Concentration marquée des capitaux autour de quelques secteurs et acteurs
Au cours des six premiers mois de 2026, l'écosystème des startups africaines a totalisé 1,36 milliard de dollars de financements. Mais derrière ce chiffre, la distribution des fonds s'avère très inégale : deux segments — la Fintech et la Logistique & Transport — accaparent la majeure partie des ressources.
La Fintech domine en valeur avec 556 millions de dollars soit 41% du total. Surprise de la période, la Logistique & Transport suit de près avec 472 millions (soit 35%), un secteur porté principalement par un groupe : Spiro, acteur des véhicules électriques, qui a levé 327 millions de dollars.
Un poids écrasant : Spiro et ses conséquences
À lui seul, Spiro représente 24% du montant total levé sur le continent au S1 et environ 70% des capitaux alloués au secteur logistique. Une telle concentration d'investissement sur un seul acteur modifie la lecture statistique du marché : sans Spiro, la part relative de la Logistique chuterait fortement, et la dynamique sectorielle apparaîtrait moins mono‑centrée.

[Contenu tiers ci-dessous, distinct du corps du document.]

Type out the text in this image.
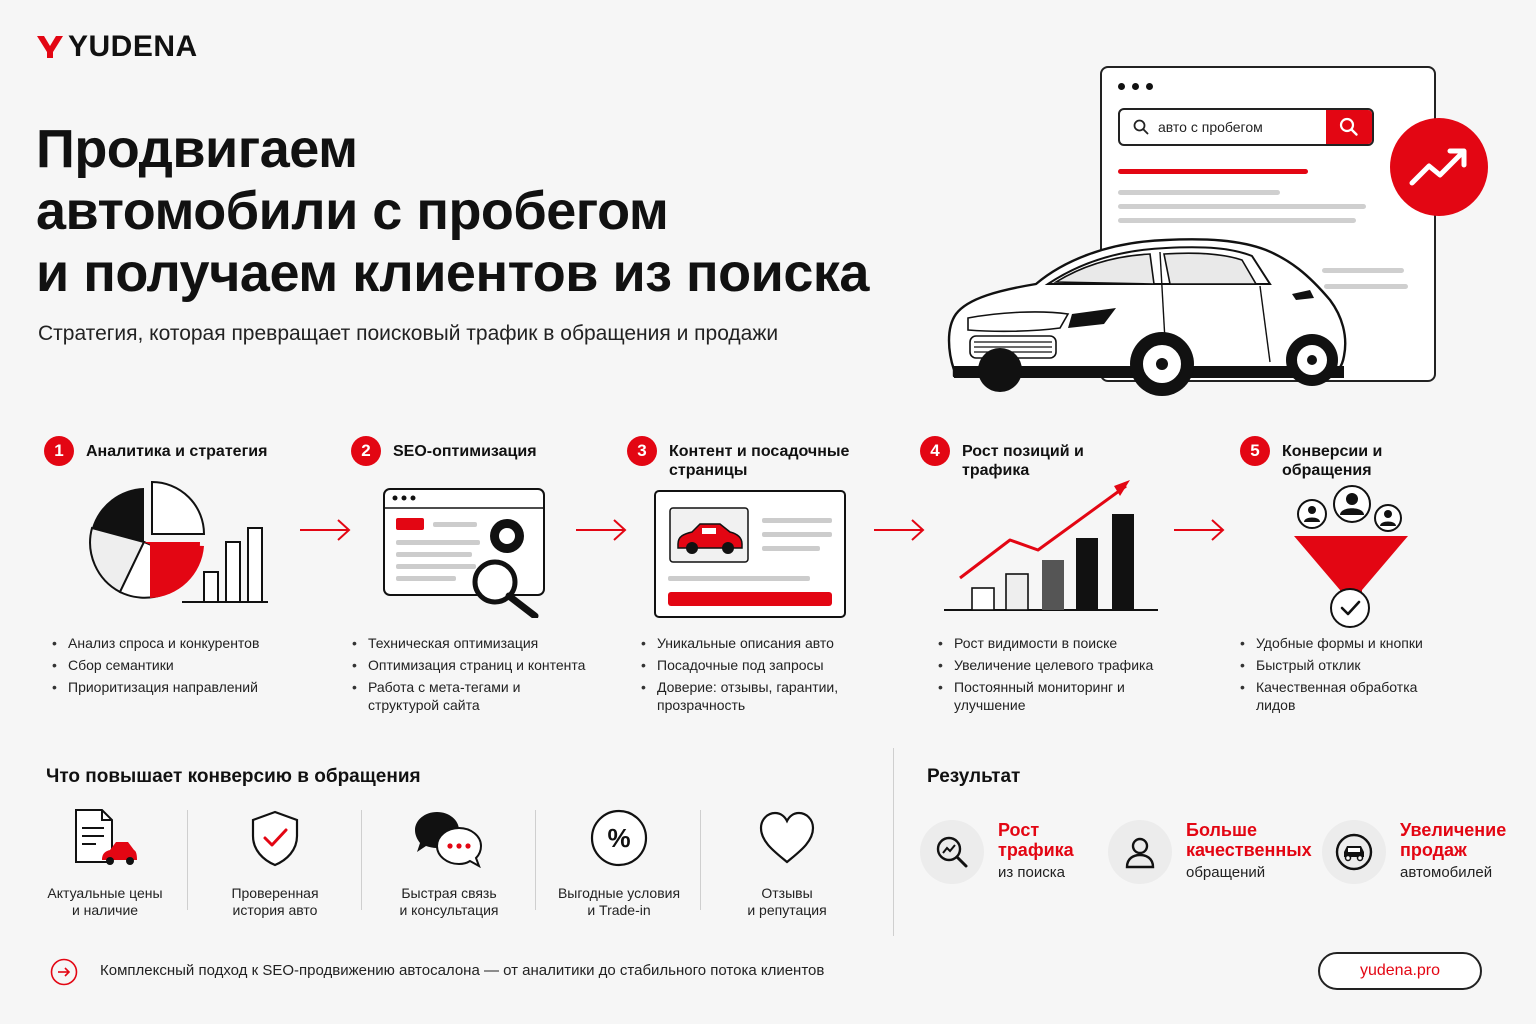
YUDENA
Продвигаем
автомобили с пробегом
и получаем клиентов из поиска
Стратегия, которая превращает поисковый трафик в обращения и продажи
авто с пробегом
1	Аналитика и стратегия	2	SEO-оптимизация	3	Контент и посадочные страницы
4	Рост позиций и трафика
5	Конверсии и обращения
• Анализ спроса и конкурентов
• Сбор семантики
• Приоритизация направлений
• Техническая оптимизация
• Оптимизация страниц и контента
• Работа с мета-тегами и структурой сайта
• Уникальные описания авто
• Посадочные под запросы
• Доверие: отзывы, гарантии, прозрачность
• Рост видимости в поиске
• Увеличение целевого трафика
• Постоянный мониторинг и улучшение
• Удобные формы и кнопки
• Быстрый отклик
• Качественная обработка лидов
Что повышает конверсию в обращения
Актуальные цены
и наличие
Проверенная
история авто
Быстрая связь
и консультация
%
Выгодные условия
и Trade-in
Отзывы
и репутация
Результат
Рост
трафика
из поиска
Больше
качественных
обращений
Увеличение
продаж
автомобилей
Комплексный подход к SEO-продвижению автосалона — от аналитики до стабильного потока клиентов	yudena.pro
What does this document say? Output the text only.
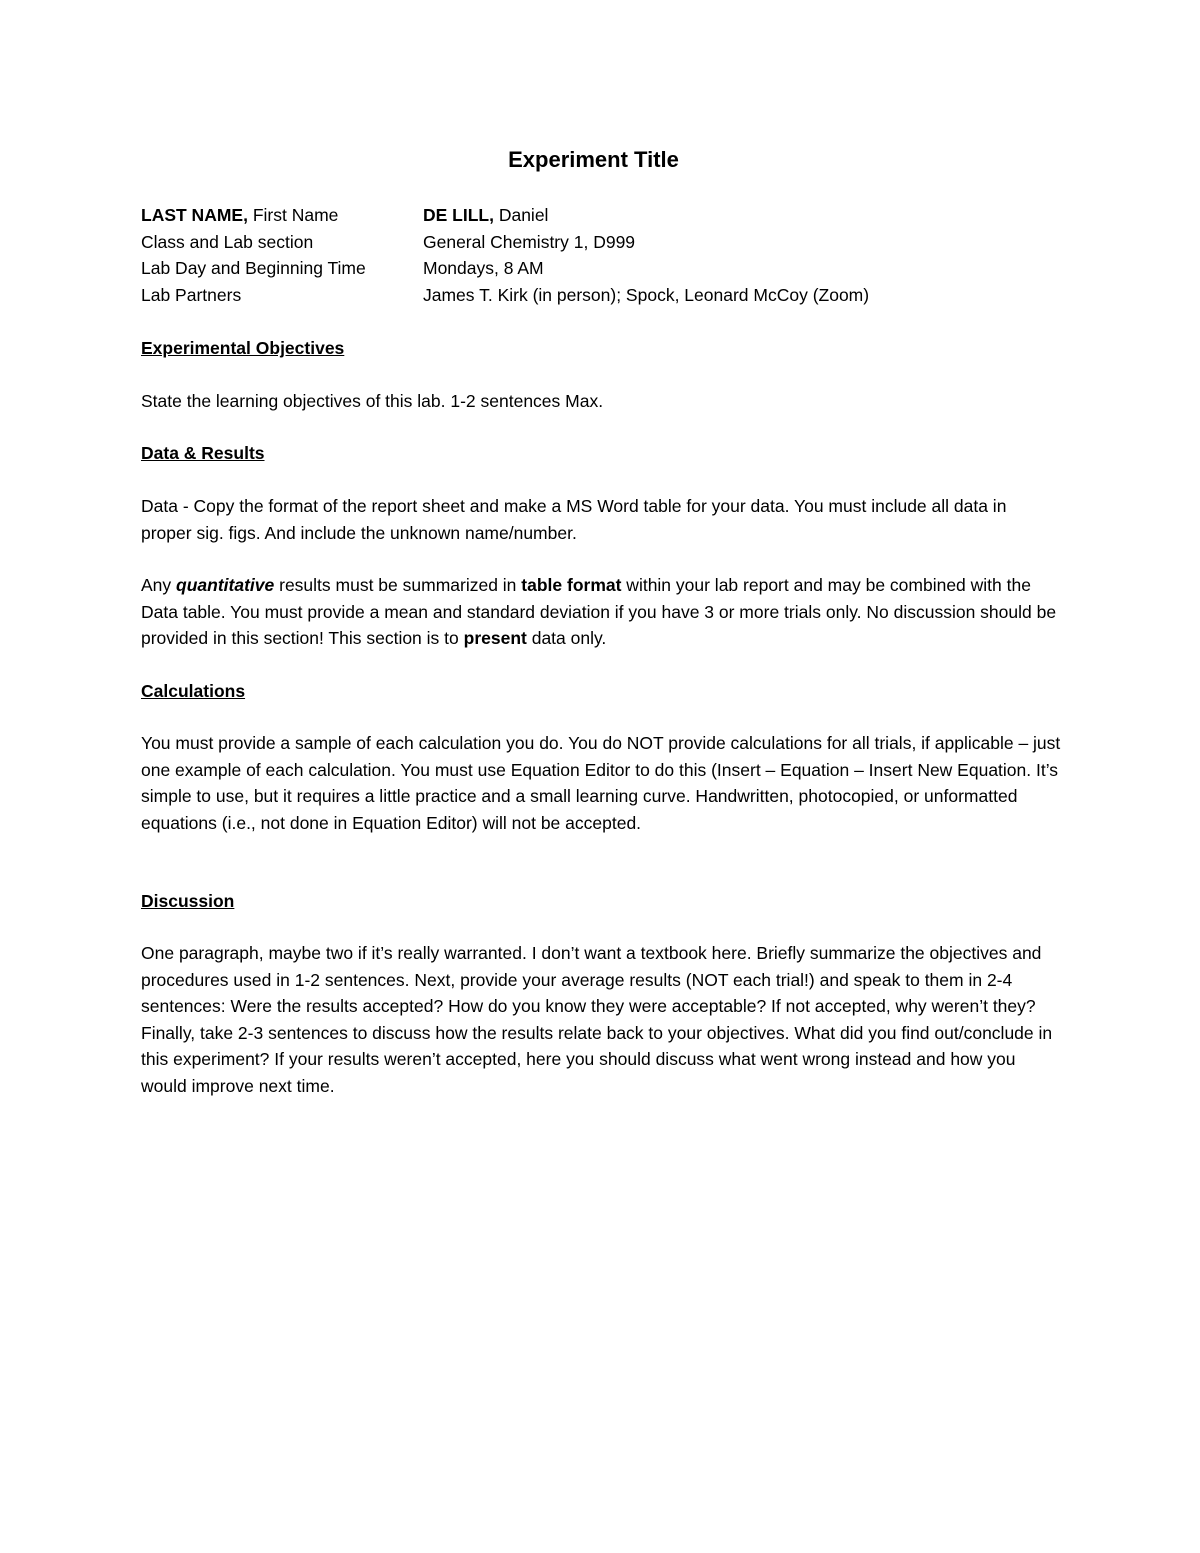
Experiment Title
LAST NAME, First Name	DE LILL, Daniel
Class and Lab section	General Chemistry 1, D999
Lab Day and Beginning Time	Mondays, 8 AM
Lab Partners	James T. Kirk (in person); Spock, Leonard McCoy (Zoom)
Experimental Objectives
State the learning objectives of this lab. 1-2 sentences Max.
Data & Results
Data - Copy the format of the report sheet and make a MS Word table for your data. You must include all data in proper sig. figs. And include the unknown name/number.
Any quantitative results must be summarized in table format within your lab report and may be combined with the Data table. You must provide a mean and standard deviation if you have 3 or more trials only. No discussion should be provided in this section! This section is to present data only.
Calculations
You must provide a sample of each calculation you do. You do NOT provide calculations for all trials, if applicable – just one example of each calculation. You must use Equation Editor to do this (Insert – Equation – Insert New Equation. It’s simple to use, but it requires a little practice and a small learning curve. Handwritten, photocopied, or unformatted equations (i.e., not done in Equation Editor) will not be accepted.
Discussion
One paragraph, maybe two if it’s really warranted. I don’t want a textbook here. Briefly summarize the objectives and procedures used in 1-2 sentences. Next, provide your average results (NOT each trial!) and speak to them in 2-4 sentences: Were the results accepted? How do you know they were acceptable? If not accepted, why weren’t they? Finally, take 2-3 sentences to discuss how the results relate back to your objectives. What did you find out/conclude in this experiment? If your results weren’t accepted, here you should discuss what went wrong instead and how you would improve next time.
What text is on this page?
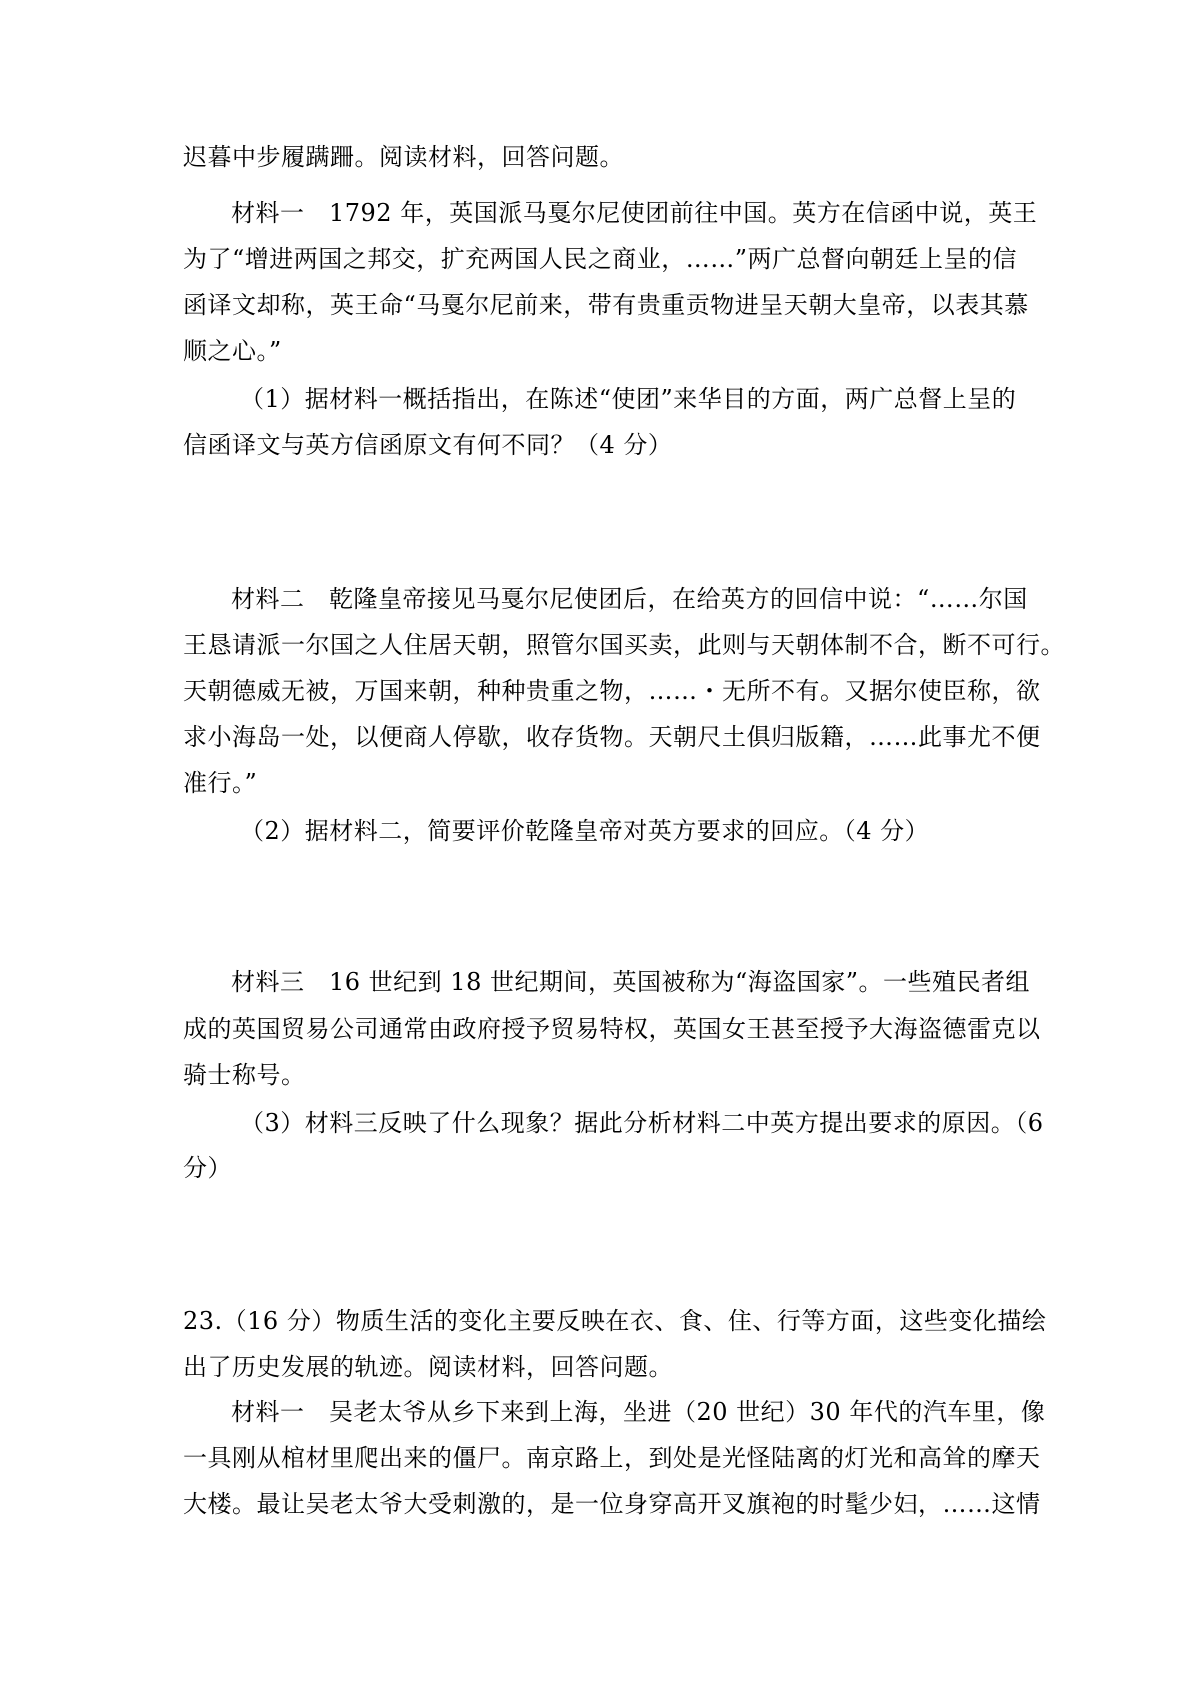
迟暮中步履蹒跚。阅读材料，回答问题。
材料一　1792 年，英国派马戛尔尼使团前往中国。英方在信函中说，英王
为了“增进两国之邦交，扩充两国人民之商业，……”两广总督向朝廷上呈的信
函译文却称，英王命“马戛尔尼前来，带有贵重贡物进呈天朝大皇帝，以表其慕
顺之心。”
（1）据材料一概括指出，在陈述“使团”来华目的方面，两广总督上呈的
信函译文与英方信函原文有何不同？（4 分）
材料二　乾隆皇帝接见马戛尔尼使团后，在给英方的回信中说：“……尔国
王恳请派一尔国之人住居天朝，照管尔国买卖，此则与天朝体制不合，断不可行。
天朝德威无被，万国来朝，种种贵重之物，……・无所不有。又据尔使臣称，欲
求小海岛一处，以便商人停歇，收存货物。天朝尺土俱归版籍，……此事尤不便
准行。”
（2）据材料二，简要评价乾隆皇帝对英方要求的回应。（4 分）
材料三　16 世纪到 18 世纪期间，英国被称为“海盗国家”。一些殖民者组
成的英国贸易公司通常由政府授予贸易特权，英国女王甚至授予大海盗德雷克以
骑士称号。
（3）材料三反映了什么现象？据此分析材料二中英方提出要求的原因。（6
分）
23.（16 分）物质生活的变化主要反映在衣、食、住、行等方面，这些变化描绘
出了历史发展的轨迹。阅读材料，回答问题。
材料一　吴老太爷从乡下来到上海，坐进（20 世纪）30 年代的汽车里，像
一具刚从棺材里爬出来的僵尸。南京路上，到处是光怪陆离的灯光和高耸的摩天
大楼。最让吴老太爷大受刺激的，是一位身穿高开叉旗袍的时髦少妇，……这情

- Fintech : 556 M$ (41% du total)
- Logistics & Transport : 472 M$ (35% du total) — dont 327 M$ pour Spiro
- Agri & Food : 93 M$ (7%)
- Waste Management : 60 M$ (4%)
- Energy & Water : 50 M$ (4%)
Climate Tech : une part en hausse malgré un nombre limité d'opérations
La montée de la mobilité électrique et des solutions de gestion des déchets alimente le Climate Tech : sa part s'élève désormais à 39% des financements, en progression par rapport à 2024 et 2025. Ce résultat juxtapose deux réalités : une hausse en valeur des fonds dirigés vers des projets durables, et un nombre de startups financées dans ce domaine (30%) inférieur à sa part en valeur — signe que quelques opérations de grande taille pèsent lourd.
Équilibre apparent par nombre d'opérations
Si l'on se place sur le critère du nombre d'entreprises financées, la palette paraît plus équilibrée : la Fintech reste leader avec 48 startups soutenues (soit ~25% des entreprises financées), suivie par la HealthTech (29), Logistics & Transport (27) et Agri & Food (26). Ce contraste entre valeur et volume souligne la prégnance des méga‑tickets.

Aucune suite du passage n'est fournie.